The improved characteristics of the herein invention result from the discovery and/or recognition of the characteristics of certain magnetizable materials that may be in a form other than an elongated rod or bar. The materials may include such materials as alnico, ceramic, plastic, rubber bonded barium ferrite composite materials capable of being magnetized through a width or thickness dimension or a diameter. That is, the material may be in the form of a flat bar or a cylinder so magnetized that a field is created with an N pole opposite an S pole over the entire surface area of the material as distinguished from a rod or bar that is magnetized longitudinally, that is through the length to produce an N pole at one end and an S pole at the opposite end.
Materials as referred to wherein the magnetization is such that one pole is represented by an entire surface and another pole by an entire opposite or diametrically opposed surface, the magnetization being through the width, thickness, or diameter create a magnetic environment or field wherein an object can be floated in a state of equilibrium in a perfectly stable condition of free flight. The result is achieved by concealing within the object magnetic material having a like pole facing a like pole of the material that has been magnetized as stated to produce magnetic repulsion forces. Also, the object to be floated can be made out of similar material.
In this type of device, one of the difficulties to be overcome is, of course, that of realizing stability so that the floated object will stay in position as desired with respect to the magnetic field. The herein invention makes possible significantly improved stability by way of limiting the length of the tether that is secured to the floated object so that the floated object can never get in close enough proximity to an opposite magnetic pole so that it would be pulled from a free-floating position by an attractive magnetic force causing it to come to rest against an opposite pole. The floated object can, of course, be any object such as for example a model airplane, train, automobile, missile, space capsule, football, basketball, boat, fish, mattress, beer can, oil can, soup can, tire, blimp, etc. The nature of this particular characteristic of the improved display device will become apparent from the following detailed description of the preferred embodiment.

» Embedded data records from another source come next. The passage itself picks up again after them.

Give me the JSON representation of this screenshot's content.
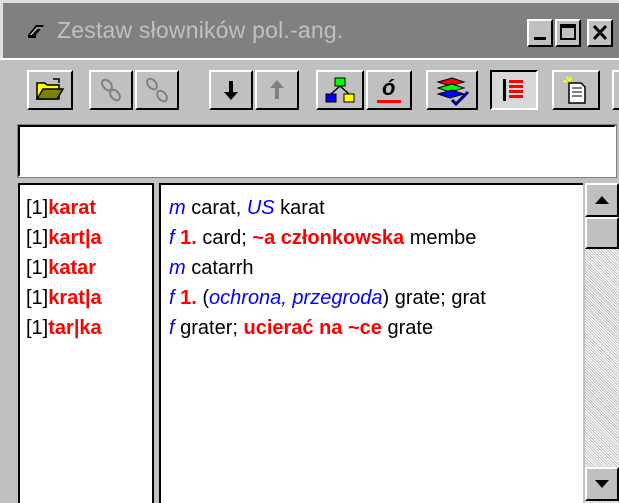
{
  "window": {
    "title": "Zestaw słowników pol.-ang.",
    "controls": [
      "minimize",
      "maximize",
      "close"
    ]
  },
  "toolbar": {
    "buttons": [
      {
        "icon": "open-folder-icon",
        "enabled": true
      },
      {
        "icon": "link-icon",
        "enabled": false
      },
      {
        "icon": "unlink-icon",
        "enabled": false
      },
      {
        "icon": "arrow-down-icon",
        "enabled": true
      },
      {
        "icon": "arrow-up-icon",
        "enabled": false
      },
      {
        "icon": "hierarchy-icon",
        "enabled": true
      },
      {
        "icon": "accent-o-icon",
        "label": "ó",
        "enabled": true
      },
      {
        "icon": "books-check-icon",
        "enabled": true
      },
      {
        "icon": "list-view-icon",
        "enabled": true,
        "pressed": true
      },
      {
        "icon": "new-document-icon",
        "enabled": true
      }
    ]
  },
  "search": {
    "value": "",
    "placeholder": ""
  },
  "entries": [
    {
      "index": "[1]",
      "headword": "karat"
    },
    {
      "index": "[1]",
      "headword": "kart|a"
    },
    {
      "index": "[1]",
      "headword": "katar"
    },
    {
      "index": "[1]",
      "headword": "krat|a"
    },
    {
      "index": "[1]",
      "headword": "tar|ka"
    }
  ],
  "definitions": [
    {
      "pos": "m",
      "t1": " carat, ",
      "t2": "US",
      "t3": " karat"
    },
    {
      "pos": "f",
      "num": " 1.",
      "t1": " card; ",
      "phrase": "~a członkowska",
      "t3": " membe"
    },
    {
      "pos": "m",
      "t1": " catarrh"
    },
    {
      "pos": "f",
      "num": " 1.",
      "t1": " (",
      "note": "ochrona, przegroda",
      "t3": ") grate; grat"
    },
    {
      "pos": "f",
      "t1": " grater; ",
      "phrase": "ucierać na ~ce",
      "t3": " grate"
    }
  ],
  "colors": {
    "headword": "#ff0000",
    "pos": "#0000ff",
    "titlebar_inactive": "#808080",
    "face": "#c0c0c0"
  }
}
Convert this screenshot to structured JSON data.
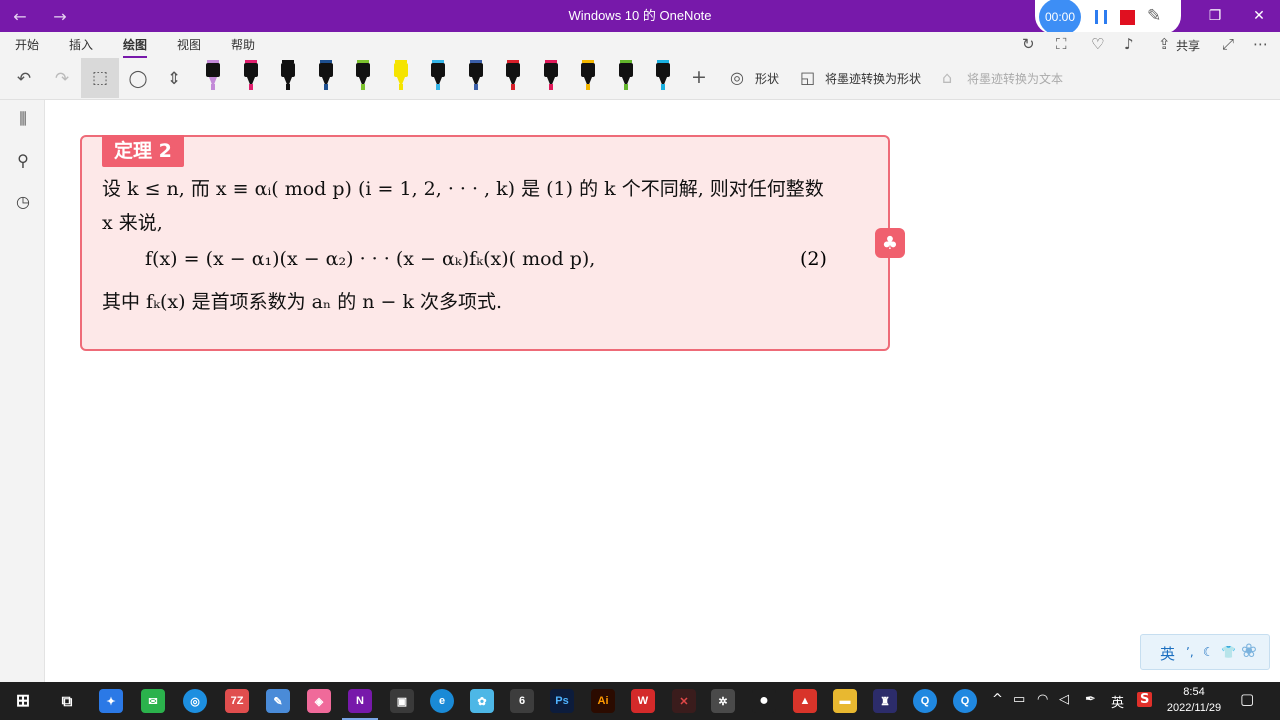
{
  "window": {
    "title": "Windows 10 的 OneNote",
    "back_icon": "arrow-left-icon",
    "forward_icon": "arrow-right-icon"
  },
  "recorder": {
    "timer": "00:00"
  },
  "ribbon": {
    "tabs": [
      {
        "label": "开始"
      },
      {
        "label": "插入"
      },
      {
        "label": "绘图"
      },
      {
        "label": "视图"
      },
      {
        "label": "帮助"
      }
    ],
    "active_tab": "绘图",
    "share_label": "共享"
  },
  "toolbar": {
    "shapes_label": "形状",
    "ink_to_shape_label": "将墨迹转换为形状",
    "ink_to_text_label": "将墨迹转换为文本",
    "pens": [
      {
        "color": "#c38ad8"
      },
      {
        "color": "#e0206e"
      },
      {
        "color": "#111111"
      },
      {
        "color": "#1d4f8f"
      },
      {
        "color": "#7cc22e"
      },
      {
        "color": "#f5e400"
      },
      {
        "color": "#35b5e8"
      },
      {
        "color": "#3a5ea8"
      },
      {
        "color": "#d8202a"
      },
      {
        "color": "#e01a5a"
      },
      {
        "color": "#f2b600"
      },
      {
        "color": "#62b52c"
      },
      {
        "color": "#1ab0e0"
      }
    ]
  },
  "theorem": {
    "label": "定理 2",
    "line1": "设 k ≤ n, 而 x ≡ αᵢ(  mod p) (i = 1, 2, · · · , k) 是 (1) 的 k 个不同解, 则对任何整数",
    "line2": "x 来说,",
    "equation": "f(x) = (x − α₁)(x − α₂) · · · (x − αₖ)fₖ(x)(  mod p),",
    "equation_number": "(2)",
    "line4": "其中 fₖ(x) 是首项系数为 aₙ 的 n − k 次多项式."
  },
  "ime": {
    "lang": "英"
  },
  "taskbar": {
    "time": "8:54",
    "date": "2022/11/29",
    "lang": "英"
  }
}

A further advantage of using magnetic material having a form as described is that magnet can be used on ferrite metal surfaces so that the free-floating effect can be achieved with the base magnet at various angles other than horizontal and the base magnet can be applied magnetically or adhesively to a metal or other surface such as a shelf, door, drawer, wall, window or etc.
In the light of the foregoing, the primary object of the invention is to provide an improved display device of the type referred to wherein an object embodying a magnet is floated in a magnetic field, the apparatus embodying field producing means in the form of magnetized material having a single polarity over an entire surface thereof.
A further object is to provide improved display apparatus as in the foregoing object, wherein the supporting field producing material is in the form of a relatively flat piece of material having length, width, and thickness dimensions and having single polarity over an entire surface thereof.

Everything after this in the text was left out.